Wednesday, September 13, 2006

Democracy Does Not Guarantee Freedom

One of the most humbling realizations to come about in the years following 9/11 is that Democracy does not necessarily guarantee freedom, nor does it produce governments sympathetic to the U.S. In fact, many of the governments that are seemingly our most critical allies in the Middle East are such dictatorial governments as Saudi Arabia, Jordan, Egypt, and Pakistan, all of whom experience massive anti-Western demonstrations on their city streets weekly. In Egypt alone, the government supports hostile civilian campaign ads against the West, sometimes allowing its civilians to erect large billboards that show burning American flags.

Yet, to be fair, as Foreign Affairs Gregory Gause III has pointed out, "There is no evidence that states ruled by dictators produce more terrorists or more terrorism than democracies." Though note that 17 out of the 19 highjackers on 9/11 were from Saudi Arabia, our "ally." And yet, to be even more fair, the U.S. has bred its own share of homegrown terrorists, Timothy McVeigh and Ted Kaczynski, among many others.

However, what much of this exposes is America's hypocritical foreign policies, being that although we promote democracy all over the world and feel it is the only pathway toward freedom, we don't mind dictators as long as they do what the U.S. wants. Now, I know I'm running the risk of sounding extremely left, but this isn't necessarily a left or right issue. It is a matter of realizing the dangerous game we are playing in the Middle East that is giving rise to a new generation of terrorists that will come to idealize the U.S. as nothing more than a nation of evil imperialists. The National Intelligence Estimate released on September 26, 2006 states as much.

And that alone scares me, especially in the nuclear age.

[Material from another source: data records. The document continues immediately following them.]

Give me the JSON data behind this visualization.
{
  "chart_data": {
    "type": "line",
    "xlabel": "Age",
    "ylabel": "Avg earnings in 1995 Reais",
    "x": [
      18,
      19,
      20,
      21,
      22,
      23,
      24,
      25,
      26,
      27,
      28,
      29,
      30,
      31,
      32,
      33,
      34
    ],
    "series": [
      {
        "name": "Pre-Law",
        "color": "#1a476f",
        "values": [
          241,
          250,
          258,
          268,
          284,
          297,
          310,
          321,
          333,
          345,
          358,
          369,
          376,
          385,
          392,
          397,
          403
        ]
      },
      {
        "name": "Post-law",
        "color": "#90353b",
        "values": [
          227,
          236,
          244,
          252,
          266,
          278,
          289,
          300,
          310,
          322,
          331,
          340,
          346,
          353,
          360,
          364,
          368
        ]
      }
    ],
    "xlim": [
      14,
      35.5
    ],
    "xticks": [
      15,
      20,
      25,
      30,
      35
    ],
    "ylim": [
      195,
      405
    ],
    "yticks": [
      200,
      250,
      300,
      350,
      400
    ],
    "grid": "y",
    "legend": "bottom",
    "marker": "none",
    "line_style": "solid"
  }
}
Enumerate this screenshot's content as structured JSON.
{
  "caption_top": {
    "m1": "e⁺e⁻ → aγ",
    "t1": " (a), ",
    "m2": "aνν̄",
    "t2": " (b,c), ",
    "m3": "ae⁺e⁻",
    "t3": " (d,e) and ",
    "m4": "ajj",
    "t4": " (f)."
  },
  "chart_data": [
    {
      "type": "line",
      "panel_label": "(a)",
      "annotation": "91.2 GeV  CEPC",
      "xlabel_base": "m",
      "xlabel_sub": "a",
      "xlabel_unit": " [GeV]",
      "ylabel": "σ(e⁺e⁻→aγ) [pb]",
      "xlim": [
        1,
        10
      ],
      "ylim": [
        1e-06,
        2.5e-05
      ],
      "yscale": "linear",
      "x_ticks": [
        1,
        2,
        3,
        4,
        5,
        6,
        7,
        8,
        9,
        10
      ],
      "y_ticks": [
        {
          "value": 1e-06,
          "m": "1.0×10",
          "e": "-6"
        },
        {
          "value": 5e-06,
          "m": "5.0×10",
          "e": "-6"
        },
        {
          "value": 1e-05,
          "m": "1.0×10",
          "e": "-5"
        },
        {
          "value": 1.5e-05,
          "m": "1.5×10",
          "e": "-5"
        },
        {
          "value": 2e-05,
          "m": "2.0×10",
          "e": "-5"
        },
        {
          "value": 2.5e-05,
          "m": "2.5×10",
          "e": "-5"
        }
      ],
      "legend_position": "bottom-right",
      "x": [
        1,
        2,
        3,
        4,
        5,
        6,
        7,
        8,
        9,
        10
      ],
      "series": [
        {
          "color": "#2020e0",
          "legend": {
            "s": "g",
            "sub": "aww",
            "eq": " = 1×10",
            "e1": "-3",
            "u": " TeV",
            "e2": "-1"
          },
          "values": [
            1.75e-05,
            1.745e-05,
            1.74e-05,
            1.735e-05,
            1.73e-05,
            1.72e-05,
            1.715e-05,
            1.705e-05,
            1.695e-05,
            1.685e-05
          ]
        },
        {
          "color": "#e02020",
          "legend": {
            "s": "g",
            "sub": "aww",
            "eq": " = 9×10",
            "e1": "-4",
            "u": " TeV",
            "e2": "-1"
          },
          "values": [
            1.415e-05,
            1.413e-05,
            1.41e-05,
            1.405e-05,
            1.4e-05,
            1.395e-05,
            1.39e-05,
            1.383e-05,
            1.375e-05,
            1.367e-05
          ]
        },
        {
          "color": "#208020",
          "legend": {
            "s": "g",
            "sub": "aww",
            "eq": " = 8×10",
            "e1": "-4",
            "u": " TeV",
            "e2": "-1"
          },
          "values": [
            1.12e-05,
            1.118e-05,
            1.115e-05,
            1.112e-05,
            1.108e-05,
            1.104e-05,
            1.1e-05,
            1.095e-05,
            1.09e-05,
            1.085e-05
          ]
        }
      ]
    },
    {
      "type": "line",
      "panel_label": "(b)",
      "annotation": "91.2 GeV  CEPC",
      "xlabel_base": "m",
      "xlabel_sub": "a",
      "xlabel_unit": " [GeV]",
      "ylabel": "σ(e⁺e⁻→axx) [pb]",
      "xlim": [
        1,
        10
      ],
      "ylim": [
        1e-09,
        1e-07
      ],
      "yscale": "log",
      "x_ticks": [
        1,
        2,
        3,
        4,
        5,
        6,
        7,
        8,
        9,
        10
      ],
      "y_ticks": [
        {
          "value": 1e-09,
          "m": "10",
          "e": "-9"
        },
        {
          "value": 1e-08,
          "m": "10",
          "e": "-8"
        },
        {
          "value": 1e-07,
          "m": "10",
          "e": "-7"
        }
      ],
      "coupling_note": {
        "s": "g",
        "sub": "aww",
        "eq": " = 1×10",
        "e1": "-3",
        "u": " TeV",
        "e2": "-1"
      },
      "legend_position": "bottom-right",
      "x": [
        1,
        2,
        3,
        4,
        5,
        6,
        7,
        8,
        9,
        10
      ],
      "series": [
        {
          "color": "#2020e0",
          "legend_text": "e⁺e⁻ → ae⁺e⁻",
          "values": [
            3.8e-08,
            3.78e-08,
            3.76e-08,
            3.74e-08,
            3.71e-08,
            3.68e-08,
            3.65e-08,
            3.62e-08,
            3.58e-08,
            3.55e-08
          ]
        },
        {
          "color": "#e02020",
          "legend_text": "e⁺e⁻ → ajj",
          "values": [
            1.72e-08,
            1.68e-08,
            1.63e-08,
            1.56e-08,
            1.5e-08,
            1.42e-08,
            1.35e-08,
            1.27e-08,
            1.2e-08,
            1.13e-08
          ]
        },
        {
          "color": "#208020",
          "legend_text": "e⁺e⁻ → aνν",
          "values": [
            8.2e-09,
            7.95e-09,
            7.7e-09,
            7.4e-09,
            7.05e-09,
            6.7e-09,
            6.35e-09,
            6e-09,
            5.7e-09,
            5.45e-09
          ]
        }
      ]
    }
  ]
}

During a 1997 Southern California stop at Chaffey College, I had the chance as a then nascent reporter for the Chaffey Breeze to talk with president Clinton about his thoughts on the first Trade Center bombings. I asked the president what scared him most about that day. His response was, "What scares me most is America's vulnerability to acts of terrorism. We never thought this could happen on U.S. soil." It is America's vulnerability that is so enticing to terrorists, and as long as we remain a free society, and our foreign policies in the Middle East continue on the destructful path they are heading, America will never be safer. Thus, everything the Bush administration has done over the last five years, everything they claim has made us safer, is bogus. We are just as vulnerable today as we were in 1993, 1998, 2000, and 2001, and there is nothing the Bush administration, or any administration at that, can do that will keep us safe.

However, as Gary Hart has pointed out in his book the Fourth Power, the U.S. can be a very attractive country. As he theorized, it may be possble to win the world over by using our most critical weapon, American virtues. America means something by virtue of its distinct democratic, tolerant and egalitarian values which should be the basis of American foreign policy, not fabricated wars to force democracy down the throat of a people hostile to the U.S. Although ostensibly naive as Hart's view is, it is a healthy alternative to a "War on Terror" that has no end in sight, and has become the white elephant that is draining the U.S. economy, and killing and maiming thousands of American soldiers.